Il y a des sorties incontournables. J’attends toujours avec impatience le nouveau roman de Michel Bussi. J’ai donc intercalé cette lecture entre deux autres romans de ma Pile à lire – que j’ai tout autant envie de découvrir. Mais l’appel du suspense, du mystère, de la plume de Michel Bussi a été plus fort que tout ! Et je n’ai pas été déçue ! Comme d’habitude, vous ne trouverez pas un grand résumé, pour que vous puissiez vous délecter de la découverte de cette intrigue…

Maddi, médecin, et son fils Esteban – qui fête ses dix ans – ont un rituel. Après une promenade au bord de la mer, Maddi donne une pièce d’un euro à son fils pour qu’il s’arrête à la boulangerie avant de rentrer, seul, pendant qu’elle prend sa douche. Sauf qu’en ce matin d’anniversaire, Esteban ne rentre pas. Dix ans plus tard, alors que Maddi a refait sa vie, avec Gabriel, elle aperçoit le sosie d’Esteban, sur cette même plage où il a disparu. Une obsession : le retrouver. Jusqu’où ira Maddi pour retrouver ce jeune garçon ? Gabriel la suivra-t-il dans cette folie ?

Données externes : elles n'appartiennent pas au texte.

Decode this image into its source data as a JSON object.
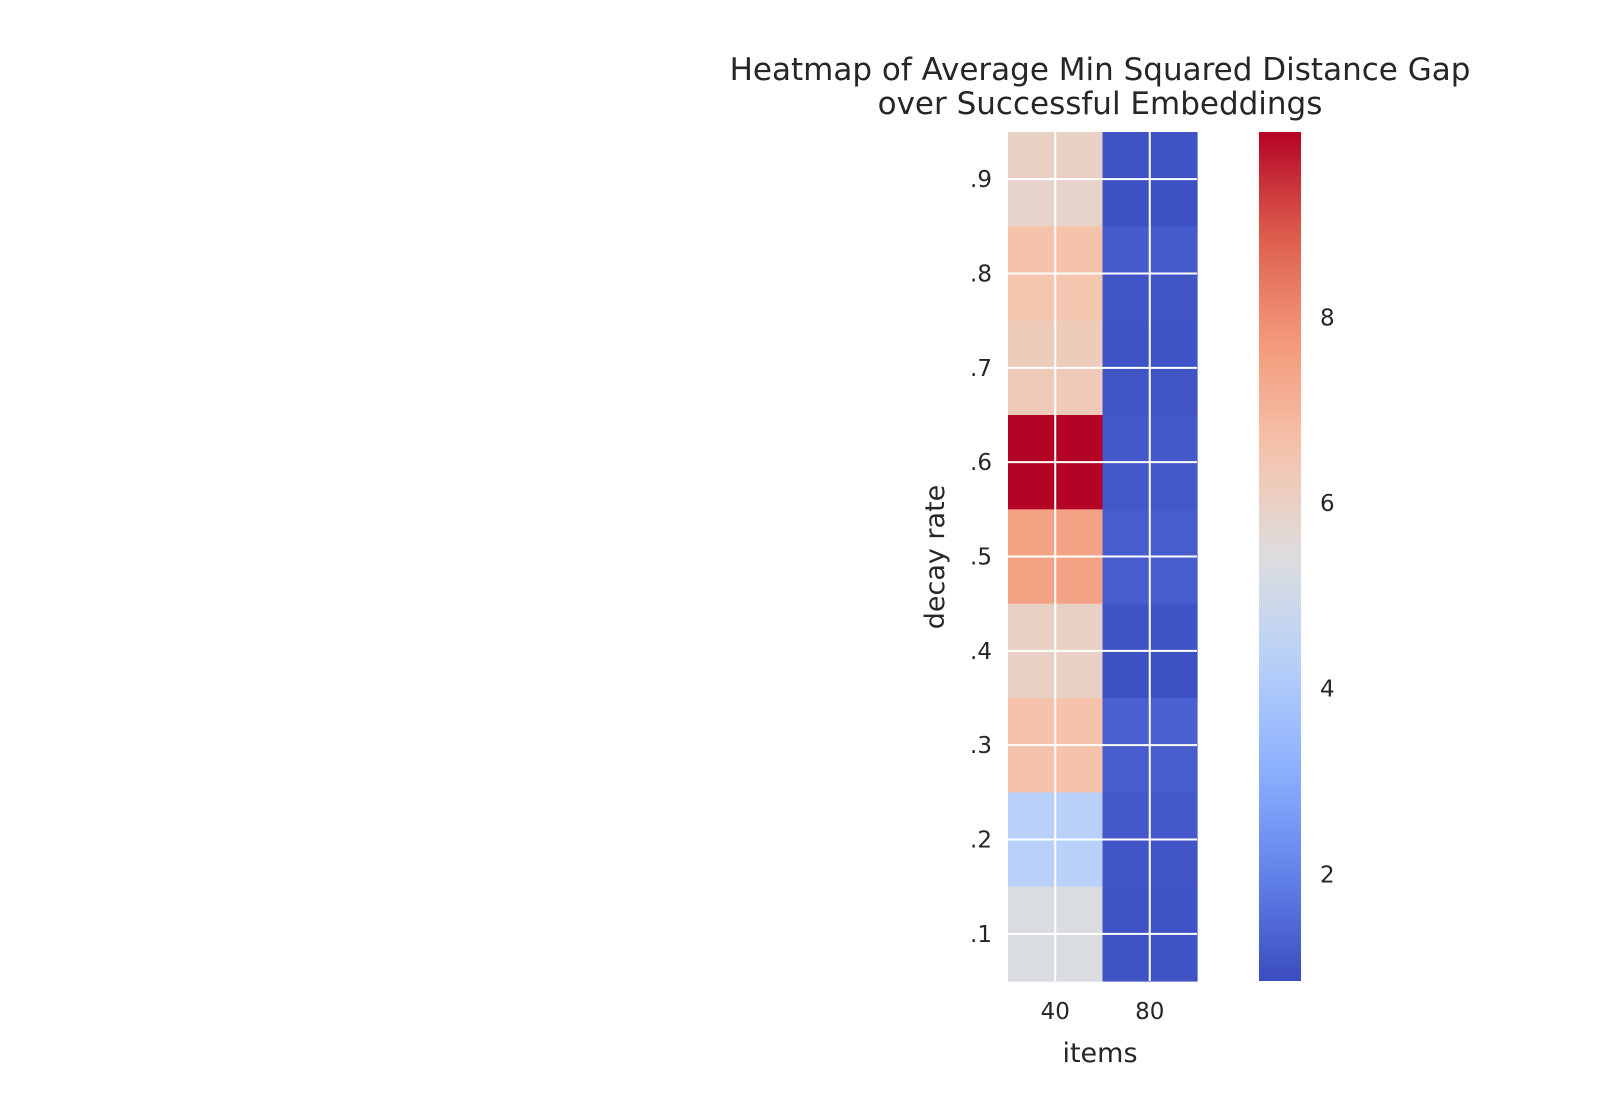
{
  "chart_data": {
    "type": "heatmap",
    "title_lines": [
      "Heatmap of Average Min Squared Distance Gap",
      "over Successful Embeddings"
    ],
    "xlabel": "items",
    "ylabel": "decay rate",
    "x_tick_labels": [
      "40",
      "80"
    ],
    "y_tick_labels": [
      ".1",
      ".2",
      ".3",
      ".4",
      ".5",
      ".6",
      ".7",
      ".8",
      ".9"
    ],
    "colormap": "coolwarm",
    "colorbar": {
      "min": 0.85,
      "max": 10.0,
      "ticks": [
        2,
        4,
        6,
        8
      ]
    },
    "grid_lines": "white",
    "rows_top_to_bottom": [
      [
        6.0,
        6.0,
        1.0,
        1.0
      ],
      [
        5.9,
        5.9,
        0.95,
        0.95
      ],
      [
        6.6,
        6.6,
        1.15,
        1.15
      ],
      [
        6.5,
        6.5,
        1.05,
        1.05
      ],
      [
        6.2,
        6.2,
        1.0,
        1.0
      ],
      [
        6.3,
        6.3,
        1.05,
        1.05
      ],
      [
        10.0,
        10.0,
        1.1,
        1.1
      ],
      [
        10.0,
        10.0,
        1.1,
        1.1
      ],
      [
        7.5,
        7.5,
        1.2,
        1.2
      ],
      [
        7.5,
        7.5,
        1.2,
        1.2
      ],
      [
        6.0,
        6.0,
        1.0,
        1.0
      ],
      [
        6.0,
        6.0,
        0.95,
        0.95
      ],
      [
        6.6,
        6.6,
        1.3,
        1.3
      ],
      [
        6.6,
        6.6,
        1.2,
        1.2
      ],
      [
        4.3,
        4.3,
        1.1,
        1.1
      ],
      [
        4.3,
        4.3,
        1.05,
        1.05
      ],
      [
        5.3,
        5.3,
        1.0,
        1.0
      ],
      [
        5.3,
        5.3,
        1.0,
        1.0
      ]
    ]
  }
}
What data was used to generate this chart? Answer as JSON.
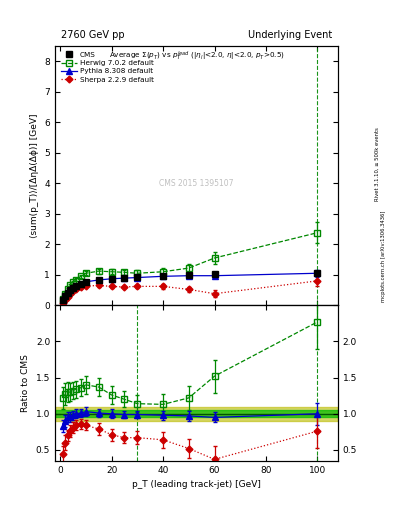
{
  "title_left": "2760 GeV pp",
  "title_right": "Underlying Event",
  "ylabel_main": "⟨sum(p_T)⟩/[ΔηΔ(Δϕ)] [GeV]",
  "ylabel_ratio": "Ratio to CMS",
  "xlabel": "p_T (leading track-jet) [GeV]",
  "watermark": "CMS 2015 1395107",
  "right_label1": "Rivet 3.1.10, ≥ 500k events",
  "right_label2": "mcplots.cern.ch [arXiv:1306.3436]",
  "vline_x1": 30,
  "vline_x2": 100,
  "ylim_main": [
    0,
    8.5
  ],
  "ylim_ratio": [
    0.35,
    2.5
  ],
  "yticks_main": [
    0,
    1,
    2,
    3,
    4,
    5,
    6,
    7,
    8
  ],
  "yticks_ratio": [
    0.5,
    1.0,
    1.5,
    2.0
  ],
  "xlim": [
    -2,
    108
  ],
  "xticks": [
    0,
    20,
    40,
    60,
    80,
    100
  ],
  "cms_x": [
    1,
    2,
    3,
    4,
    5,
    6,
    8,
    10,
    15,
    20,
    25,
    30,
    40,
    50,
    60,
    100
  ],
  "cms_y": [
    0.18,
    0.3,
    0.4,
    0.5,
    0.57,
    0.62,
    0.7,
    0.75,
    0.82,
    0.87,
    0.9,
    0.92,
    0.97,
    1.0,
    1.02,
    1.05
  ],
  "cms_yerr": [
    0.02,
    0.02,
    0.02,
    0.02,
    0.02,
    0.02,
    0.02,
    0.02,
    0.02,
    0.02,
    0.02,
    0.02,
    0.03,
    0.04,
    0.04,
    0.08
  ],
  "herwig_x": [
    1,
    2,
    3,
    4,
    5,
    6,
    8,
    10,
    15,
    20,
    25,
    30,
    40,
    50,
    60,
    100
  ],
  "herwig_y": [
    0.22,
    0.38,
    0.52,
    0.65,
    0.75,
    0.83,
    0.95,
    1.05,
    1.12,
    1.1,
    1.08,
    1.05,
    1.1,
    1.22,
    1.55,
    2.38
  ],
  "herwig_yerr": [
    0.03,
    0.04,
    0.05,
    0.05,
    0.05,
    0.05,
    0.05,
    0.06,
    0.08,
    0.08,
    0.08,
    0.1,
    0.12,
    0.15,
    0.2,
    0.35
  ],
  "pythia_x": [
    1,
    2,
    3,
    4,
    5,
    6,
    8,
    10,
    15,
    20,
    25,
    30,
    40,
    50,
    60,
    100
  ],
  "pythia_y": [
    0.15,
    0.27,
    0.38,
    0.48,
    0.56,
    0.62,
    0.71,
    0.77,
    0.83,
    0.87,
    0.89,
    0.91,
    0.95,
    0.97,
    0.97,
    1.05
  ],
  "pythia_yerr": [
    0.02,
    0.02,
    0.02,
    0.02,
    0.02,
    0.02,
    0.02,
    0.02,
    0.03,
    0.03,
    0.03,
    0.03,
    0.04,
    0.04,
    0.04,
    0.12
  ],
  "sherpa_x": [
    1,
    2,
    3,
    4,
    5,
    6,
    8,
    10,
    15,
    20,
    25,
    30,
    40,
    50,
    60,
    100
  ],
  "sherpa_y": [
    0.08,
    0.18,
    0.28,
    0.38,
    0.46,
    0.52,
    0.6,
    0.63,
    0.65,
    0.62,
    0.6,
    0.62,
    0.62,
    0.52,
    0.38,
    0.8
  ],
  "sherpa_yerr": [
    0.03,
    0.03,
    0.03,
    0.03,
    0.03,
    0.03,
    0.03,
    0.03,
    0.04,
    0.04,
    0.04,
    0.05,
    0.07,
    0.08,
    0.12,
    0.18
  ],
  "herwig_ratio": [
    1.22,
    1.27,
    1.3,
    1.3,
    1.32,
    1.34,
    1.36,
    1.4,
    1.37,
    1.26,
    1.2,
    1.14,
    1.13,
    1.22,
    1.52,
    2.27
  ],
  "herwig_ratio_err": [
    0.15,
    0.15,
    0.14,
    0.13,
    0.12,
    0.12,
    0.12,
    0.12,
    0.13,
    0.12,
    0.11,
    0.12,
    0.14,
    0.17,
    0.23,
    0.38
  ],
  "pythia_ratio": [
    0.83,
    0.9,
    0.95,
    0.96,
    0.98,
    1.0,
    1.01,
    1.03,
    1.01,
    1.0,
    0.99,
    0.99,
    0.98,
    0.97,
    0.95,
    1.0
  ],
  "pythia_ratio_err": [
    0.08,
    0.08,
    0.07,
    0.07,
    0.06,
    0.06,
    0.06,
    0.06,
    0.06,
    0.06,
    0.05,
    0.05,
    0.06,
    0.07,
    0.07,
    0.15
  ],
  "sherpa_ratio": [
    0.44,
    0.6,
    0.7,
    0.76,
    0.81,
    0.84,
    0.86,
    0.84,
    0.79,
    0.71,
    0.67,
    0.67,
    0.64,
    0.52,
    0.37,
    0.76
  ],
  "sherpa_ratio_err": [
    0.12,
    0.1,
    0.08,
    0.08,
    0.07,
    0.07,
    0.07,
    0.07,
    0.08,
    0.08,
    0.08,
    0.09,
    0.11,
    0.13,
    0.18,
    0.23
  ],
  "cms_color": "#000000",
  "herwig_color": "#008800",
  "pythia_color": "#0000cc",
  "sherpa_color": "#cc0000",
  "band_green_inner": "#00bb00",
  "band_yellow_outer": "#bbbb00",
  "vline_color": "#008800"
}
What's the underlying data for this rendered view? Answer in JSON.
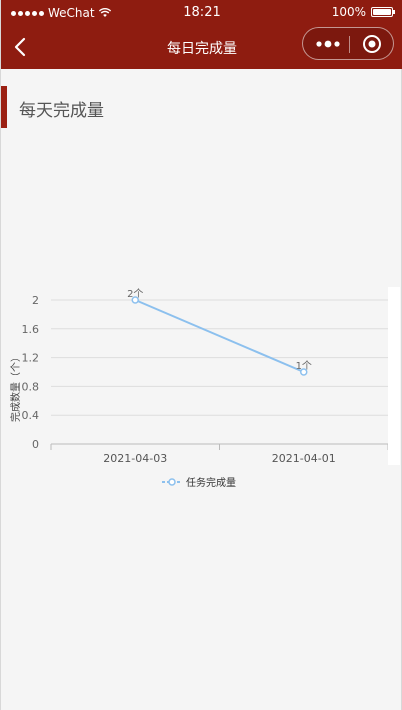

Une fois de plus, Michel Bussi met au défi les lois de notre logique interne ! Une intrigue qui mêle une rationalité exacerbée à une surnaturalité des plus incontestables. Vous l’aurez compris, ce roman se tisse sur des contradictions qui s’attirent – sur des ressemblances opposées. Un roman aux multiples paradoxes qui pourtant nous offre un fil, un guide dans les grottes de Jonas. Notre issue dans ce qui semble être un mouroir. On s’y accroche. On y croit. Et la résolution n’en est que plus fantastique. Une histoire hautement machiavélique, à la limite de la cruauté. Un roman de Michel Bussi comme on les aime !

Jean-Baptiste Andréa, Des diables et des saints, L’Iconoclaste.

« Et puis un jour, au détour d’une sonate, j’ai saisi. Personne n’a pensé que Dieu était peut-être, tout simplement, sourd comme un pot ? Qu’il l’était déjà quand son fils a lancé Eli, Eli, lama sabachthani, pourquoi m’as-tu abandonné ? Qu’il n’a abandonné personne, qu’il a bien vu les lèvres bouger, les lèvres blêmes de son enfant, mais qu’il n’a pas compris ? »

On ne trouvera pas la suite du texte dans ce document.